3 Minute Thesis presentations are judged using the following criteria:
Comprehension and Content
- Did the presentation provide an understanding of the background to the research question being addressed and its significance?
- Did the presentation clearly describe the key results of the research including conclusions and outcomes?
- Did the presentation follow a clear and logical sequence?
- Was the thesis topic, key results and research significance and outcomes communicated in language appropriate to a non-specialist audience?
- Did the speaker avoid scientific jargon, explain terminology and provide adequate background information to illustrate points?
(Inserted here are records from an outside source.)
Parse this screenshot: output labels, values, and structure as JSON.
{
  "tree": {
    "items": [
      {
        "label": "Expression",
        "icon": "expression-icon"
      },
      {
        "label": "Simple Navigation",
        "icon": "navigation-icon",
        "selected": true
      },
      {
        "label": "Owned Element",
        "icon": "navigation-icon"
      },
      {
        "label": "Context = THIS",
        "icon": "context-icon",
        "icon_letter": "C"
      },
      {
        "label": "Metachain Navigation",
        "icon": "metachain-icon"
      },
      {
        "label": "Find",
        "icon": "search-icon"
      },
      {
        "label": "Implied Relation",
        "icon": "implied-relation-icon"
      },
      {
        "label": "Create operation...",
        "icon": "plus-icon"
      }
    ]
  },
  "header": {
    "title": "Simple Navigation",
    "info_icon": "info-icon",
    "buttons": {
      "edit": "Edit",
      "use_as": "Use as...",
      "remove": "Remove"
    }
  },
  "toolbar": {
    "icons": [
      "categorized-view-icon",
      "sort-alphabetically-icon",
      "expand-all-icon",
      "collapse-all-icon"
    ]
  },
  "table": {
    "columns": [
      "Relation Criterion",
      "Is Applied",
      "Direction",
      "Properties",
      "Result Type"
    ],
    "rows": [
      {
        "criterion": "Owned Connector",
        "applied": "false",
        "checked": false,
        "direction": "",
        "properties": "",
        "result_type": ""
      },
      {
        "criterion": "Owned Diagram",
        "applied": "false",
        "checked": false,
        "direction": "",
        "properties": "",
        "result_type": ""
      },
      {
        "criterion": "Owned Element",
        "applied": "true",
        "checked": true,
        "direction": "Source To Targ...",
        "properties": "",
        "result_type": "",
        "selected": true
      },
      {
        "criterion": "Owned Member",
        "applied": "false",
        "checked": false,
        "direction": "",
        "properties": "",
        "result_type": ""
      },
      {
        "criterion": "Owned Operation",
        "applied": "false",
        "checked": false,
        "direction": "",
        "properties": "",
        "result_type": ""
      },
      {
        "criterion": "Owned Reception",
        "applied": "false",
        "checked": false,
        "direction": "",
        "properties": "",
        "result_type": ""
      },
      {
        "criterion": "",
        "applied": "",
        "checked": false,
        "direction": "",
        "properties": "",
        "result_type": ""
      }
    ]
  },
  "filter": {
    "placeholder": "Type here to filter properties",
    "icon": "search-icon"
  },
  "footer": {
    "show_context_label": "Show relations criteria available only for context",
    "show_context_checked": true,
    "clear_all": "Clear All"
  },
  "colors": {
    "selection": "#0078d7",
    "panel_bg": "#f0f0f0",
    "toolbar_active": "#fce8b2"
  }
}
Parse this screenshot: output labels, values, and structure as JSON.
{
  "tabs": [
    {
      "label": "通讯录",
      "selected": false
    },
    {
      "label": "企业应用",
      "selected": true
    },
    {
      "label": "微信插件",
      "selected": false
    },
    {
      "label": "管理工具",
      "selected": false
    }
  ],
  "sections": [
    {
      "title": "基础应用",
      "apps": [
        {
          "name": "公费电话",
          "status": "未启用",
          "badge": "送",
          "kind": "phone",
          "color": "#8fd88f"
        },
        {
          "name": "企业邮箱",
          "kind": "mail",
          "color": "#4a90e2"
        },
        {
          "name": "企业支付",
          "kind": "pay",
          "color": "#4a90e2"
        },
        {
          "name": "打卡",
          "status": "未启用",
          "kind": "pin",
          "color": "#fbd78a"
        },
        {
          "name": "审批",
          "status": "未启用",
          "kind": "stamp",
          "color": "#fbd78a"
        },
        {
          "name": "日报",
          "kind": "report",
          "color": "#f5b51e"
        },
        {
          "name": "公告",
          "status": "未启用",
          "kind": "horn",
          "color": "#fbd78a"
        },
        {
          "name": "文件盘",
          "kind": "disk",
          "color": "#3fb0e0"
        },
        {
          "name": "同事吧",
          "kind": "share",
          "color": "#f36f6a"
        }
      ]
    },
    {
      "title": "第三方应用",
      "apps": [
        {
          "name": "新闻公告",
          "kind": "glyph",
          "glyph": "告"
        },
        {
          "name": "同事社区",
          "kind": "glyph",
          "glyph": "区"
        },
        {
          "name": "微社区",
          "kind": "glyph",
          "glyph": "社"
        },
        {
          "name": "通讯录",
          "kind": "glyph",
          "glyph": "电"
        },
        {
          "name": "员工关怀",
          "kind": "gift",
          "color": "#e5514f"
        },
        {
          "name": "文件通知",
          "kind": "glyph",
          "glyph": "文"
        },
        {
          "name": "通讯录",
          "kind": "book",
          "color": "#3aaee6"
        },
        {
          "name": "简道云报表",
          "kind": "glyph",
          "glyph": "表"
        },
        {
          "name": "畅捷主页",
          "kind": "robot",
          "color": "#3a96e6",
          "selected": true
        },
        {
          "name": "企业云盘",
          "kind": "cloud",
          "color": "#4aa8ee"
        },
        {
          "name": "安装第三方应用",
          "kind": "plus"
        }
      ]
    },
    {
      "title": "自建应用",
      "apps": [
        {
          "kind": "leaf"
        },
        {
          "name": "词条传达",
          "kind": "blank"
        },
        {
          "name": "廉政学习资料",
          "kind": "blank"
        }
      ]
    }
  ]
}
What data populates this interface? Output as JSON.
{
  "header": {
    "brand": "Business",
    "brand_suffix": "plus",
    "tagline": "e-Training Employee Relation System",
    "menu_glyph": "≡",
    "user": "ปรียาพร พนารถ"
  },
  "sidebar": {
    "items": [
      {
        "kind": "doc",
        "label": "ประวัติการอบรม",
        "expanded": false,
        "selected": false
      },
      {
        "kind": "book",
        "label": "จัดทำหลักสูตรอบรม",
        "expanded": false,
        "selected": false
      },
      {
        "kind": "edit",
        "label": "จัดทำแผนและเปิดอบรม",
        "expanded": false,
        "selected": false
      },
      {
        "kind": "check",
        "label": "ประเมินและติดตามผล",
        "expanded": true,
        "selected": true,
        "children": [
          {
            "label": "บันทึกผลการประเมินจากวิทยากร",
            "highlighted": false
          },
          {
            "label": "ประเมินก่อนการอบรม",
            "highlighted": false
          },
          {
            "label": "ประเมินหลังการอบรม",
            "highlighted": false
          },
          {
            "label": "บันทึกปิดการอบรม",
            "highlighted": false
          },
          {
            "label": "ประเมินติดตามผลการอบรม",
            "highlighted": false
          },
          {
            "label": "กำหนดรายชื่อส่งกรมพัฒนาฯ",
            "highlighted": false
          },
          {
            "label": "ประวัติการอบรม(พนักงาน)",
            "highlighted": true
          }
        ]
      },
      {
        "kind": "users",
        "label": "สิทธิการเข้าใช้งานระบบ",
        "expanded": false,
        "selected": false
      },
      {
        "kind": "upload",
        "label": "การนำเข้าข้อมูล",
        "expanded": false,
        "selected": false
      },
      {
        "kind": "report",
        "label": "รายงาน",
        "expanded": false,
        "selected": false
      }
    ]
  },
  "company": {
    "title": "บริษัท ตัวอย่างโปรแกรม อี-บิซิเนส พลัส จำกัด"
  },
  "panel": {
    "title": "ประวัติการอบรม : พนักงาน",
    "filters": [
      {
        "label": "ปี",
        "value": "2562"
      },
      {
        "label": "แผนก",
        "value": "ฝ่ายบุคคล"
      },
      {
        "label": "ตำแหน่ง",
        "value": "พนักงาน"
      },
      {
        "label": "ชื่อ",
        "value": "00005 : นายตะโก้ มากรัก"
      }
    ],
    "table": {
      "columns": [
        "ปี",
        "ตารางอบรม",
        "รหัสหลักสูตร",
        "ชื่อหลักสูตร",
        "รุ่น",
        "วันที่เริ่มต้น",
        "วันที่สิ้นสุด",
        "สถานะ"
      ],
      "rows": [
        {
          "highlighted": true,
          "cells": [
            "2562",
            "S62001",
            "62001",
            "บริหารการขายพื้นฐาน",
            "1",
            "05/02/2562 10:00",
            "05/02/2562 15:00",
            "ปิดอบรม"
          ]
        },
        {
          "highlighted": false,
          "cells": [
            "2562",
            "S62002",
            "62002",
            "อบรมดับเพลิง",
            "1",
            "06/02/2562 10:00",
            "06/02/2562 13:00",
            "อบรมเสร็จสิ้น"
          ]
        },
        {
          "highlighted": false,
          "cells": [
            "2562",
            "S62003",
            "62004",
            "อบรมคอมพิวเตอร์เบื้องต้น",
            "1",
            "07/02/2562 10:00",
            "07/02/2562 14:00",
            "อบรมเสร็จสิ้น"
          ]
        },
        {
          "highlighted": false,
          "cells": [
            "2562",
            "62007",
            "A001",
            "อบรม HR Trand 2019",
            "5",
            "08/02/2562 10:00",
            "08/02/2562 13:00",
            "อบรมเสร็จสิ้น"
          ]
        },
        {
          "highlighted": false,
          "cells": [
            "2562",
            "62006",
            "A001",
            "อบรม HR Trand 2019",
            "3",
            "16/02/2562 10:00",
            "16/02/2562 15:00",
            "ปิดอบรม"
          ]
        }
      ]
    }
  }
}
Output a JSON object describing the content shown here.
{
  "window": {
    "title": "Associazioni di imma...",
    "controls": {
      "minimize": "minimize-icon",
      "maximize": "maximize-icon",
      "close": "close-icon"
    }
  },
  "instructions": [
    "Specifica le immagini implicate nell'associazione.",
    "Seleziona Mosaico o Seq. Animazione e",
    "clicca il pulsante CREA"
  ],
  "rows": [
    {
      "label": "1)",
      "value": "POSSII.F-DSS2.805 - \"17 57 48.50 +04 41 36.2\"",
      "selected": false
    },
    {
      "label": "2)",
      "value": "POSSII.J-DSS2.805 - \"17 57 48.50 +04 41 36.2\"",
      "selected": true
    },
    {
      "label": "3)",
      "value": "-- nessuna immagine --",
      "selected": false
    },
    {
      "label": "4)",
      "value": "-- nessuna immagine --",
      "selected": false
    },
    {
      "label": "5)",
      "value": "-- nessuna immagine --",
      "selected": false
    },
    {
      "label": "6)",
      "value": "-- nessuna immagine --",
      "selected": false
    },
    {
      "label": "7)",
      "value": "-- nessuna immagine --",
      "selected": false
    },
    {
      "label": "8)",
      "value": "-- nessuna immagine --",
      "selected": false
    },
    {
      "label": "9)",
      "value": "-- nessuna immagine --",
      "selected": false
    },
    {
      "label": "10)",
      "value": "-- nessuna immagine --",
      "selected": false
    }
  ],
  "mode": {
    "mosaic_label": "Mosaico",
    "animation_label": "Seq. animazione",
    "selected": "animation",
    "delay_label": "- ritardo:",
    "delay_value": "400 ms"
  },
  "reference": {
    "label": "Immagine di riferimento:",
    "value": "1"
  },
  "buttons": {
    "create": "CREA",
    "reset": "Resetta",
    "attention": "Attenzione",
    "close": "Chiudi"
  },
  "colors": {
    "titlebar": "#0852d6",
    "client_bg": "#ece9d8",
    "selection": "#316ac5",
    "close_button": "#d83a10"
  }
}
- Did the presenter spend adequate time on each element of their presentation - or did they elaborate for too long on one aspect so that other aspects of the presentation felt rushed?
Engagement and Communication
- Did the oration make the audience want to know more?
- Was the presenter careful not to trivialize or generalize their research?
- Did the presenter convey enthusiasm for their research?
- Did the presenter capture and maintain their audience's attention?
- Did the speaker have sufficient stage presence, eye contact and vocal range; maintain a steady pace, and have a confident stance?
- Did the PowerPoint slide enhance the presentation - was it clear, legible, and concise?